Acerta: “In veel bedrijven te weinig kandidaten voor sociale verkiezingen”
WERK Het aantal bedrijven waar er te weinig kandidaten zijn om sociale verkiezingen te organiseren, lijkt toe te nemen. Van de sociale verkiezingen die hr-dienstverlener Acerta begeleidt, is 32 procent nu al stilgelegd omdat er te weinig kandidaten zijn. Dan zijn er evenveel of minder kandidaten dan het aantal voorziene mandaten voor het preventiecomité of de ondernemingsraad. Voor het personeel valt er dan niets te kiezen. De kandidaten worden “van rechtswege” verkozen. Volgens Nele Mertens, de experte sociale verkiezingen bij Acerta, ligt dat cijfer hoger dan in het verleden. In 2020 werd een kwart tot een vijfde van de verkiezingen afgelast wegens gebrek aan kandidaten.

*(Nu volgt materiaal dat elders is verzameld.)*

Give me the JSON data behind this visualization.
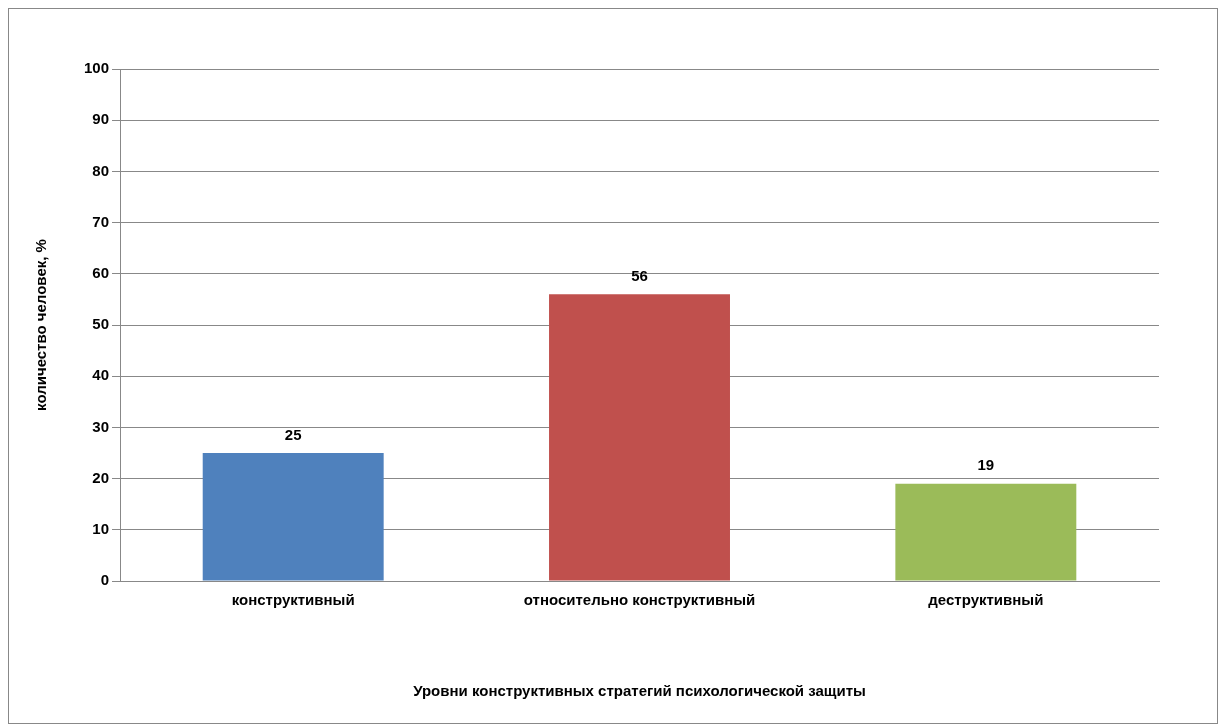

Dit jaar laten 605 bedrijven de verkiezingen door Acerta organiseren. Dat staal is niet helemaal representatief voor het Belgische bedrijfsleven, omdat het vooral om middelgrote bedrijven gaat. Daar komt het vaker voor dat er te weinig kandidaten zijn dan bij de grote ondernemingen. Vooral bij de mandaten voor bedienden, kaderleden en voor jonge werknemers is er volgens Acerta minder interesse. Bij de arbeiders zijn er wel voldoende kandidaten. De deadline voor de kandidatenlijsten was 31 maart. De verkiezingen vinden plaats tussen 13 en 26 mei.
Mertens ziet verschillende mogelijke oorzaken voor de afname van het aantal kandidaten. Bij middelgrote bedrijven waar vooral bedienden werken, leeft de vakbondscultuur minder sterk en worden conflicten eerder informeel opgelost. Tenslotte verneemt Acerta van zijn klanten ook dat personeelsleden wel bereid zijn zich te engageren, maar zich liever niet aansluiten bij een vakbond met een eigen kleur, die in het verlengde ligt van een politieke ideologie.
Lage opkomst in 2020
Acerta stelt bij zijn klanten wel een relatief grote belangstelling vast voor elektronisch stemmen. Verschillende bedrijven bieden softwarepakketten aan die dat mogelijk maken, en die geregistreerd zijn bij de FOD Werkgelegenheid. Ongeveer 30 procent kiest voor elektronisch stemmen. Maar die mogelijkheid is niet voor alle bedrijven voorhanden, omdat de personeelsvertegenwoordiging ermee akkoord moet gaan. Als dat niet zo is, of als er nog geen vertegenwoordiging is, moet het stemmen op de ouderwetse manier gebeuren. Dat betekent in stemhokjes, met papieren stembiljetten.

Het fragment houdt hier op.